De todas formas, y a pesar del carácter estival de esta mañana chicle, mi sentimiento en este momento (y hablo de algo no racional, algo como el instinto, algo que el cuerpo me pide) es un profundo deseo de hibernar. Hibernar como los osos. Llenarme de pan dulce de navidad y meterme en la cama durante dos o tres meses simplemente a dormir. Me pueden decir que el biorritmo en verano se acelera, pero lo único que yo quiero es descansar, descender los niveles de actividad hasta casi cero, reponerme seriamente de este año feliz, pero agotador. Que no me mientan: el calor no alienta la energía vital, la arrasa, la asfixia lentamente, ayudado por la humedad.

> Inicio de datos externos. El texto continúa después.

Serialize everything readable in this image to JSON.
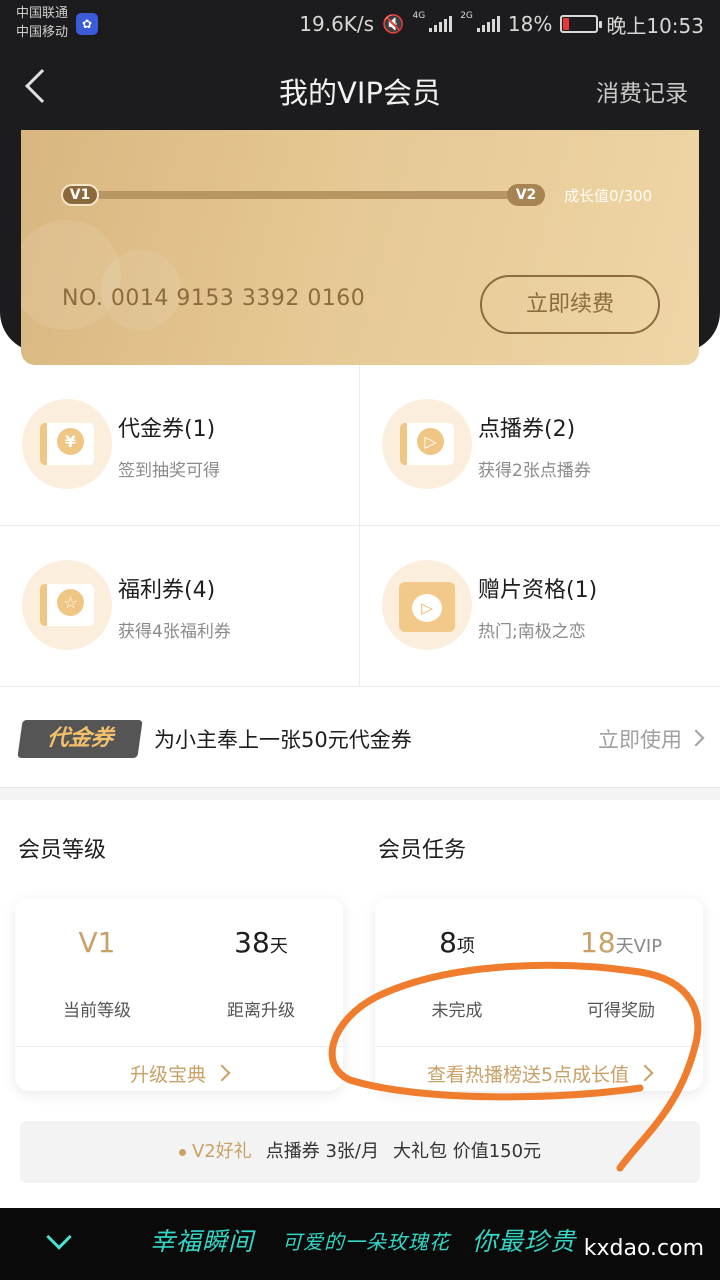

La taza de café ya está vacía. A su lado, el agua transpira en un vaso. Desde el balcón se cuelan los sonidos de la ciudad, que ya retumba y se agita en su multitud de pasos y bocinas. En un par de horas ese mar anónimo también me tragará a mí, que sigo buscando sin suerte un poco de aire en esta penumbra artificial.
Noviembre. Estiro los brazos y las piernas para desentumecerlos. Cierro los ojos y me abandono en el respaldo de la silla por un instante. Pasan varios minutos sin que pase nada. La mente opera para que el cuerpo reaccione y se aliste una vez más. Los quejidos quedan sepultados por inútiles, lapidados por la razón. Pienso que en esas pequeñas y maquinales operaciones radica la fuerza indestructible de la rutina.
Afuera, Buenos Aires me espera con las fauces abiertas. Empieza la semana. El calor sigue aumentando.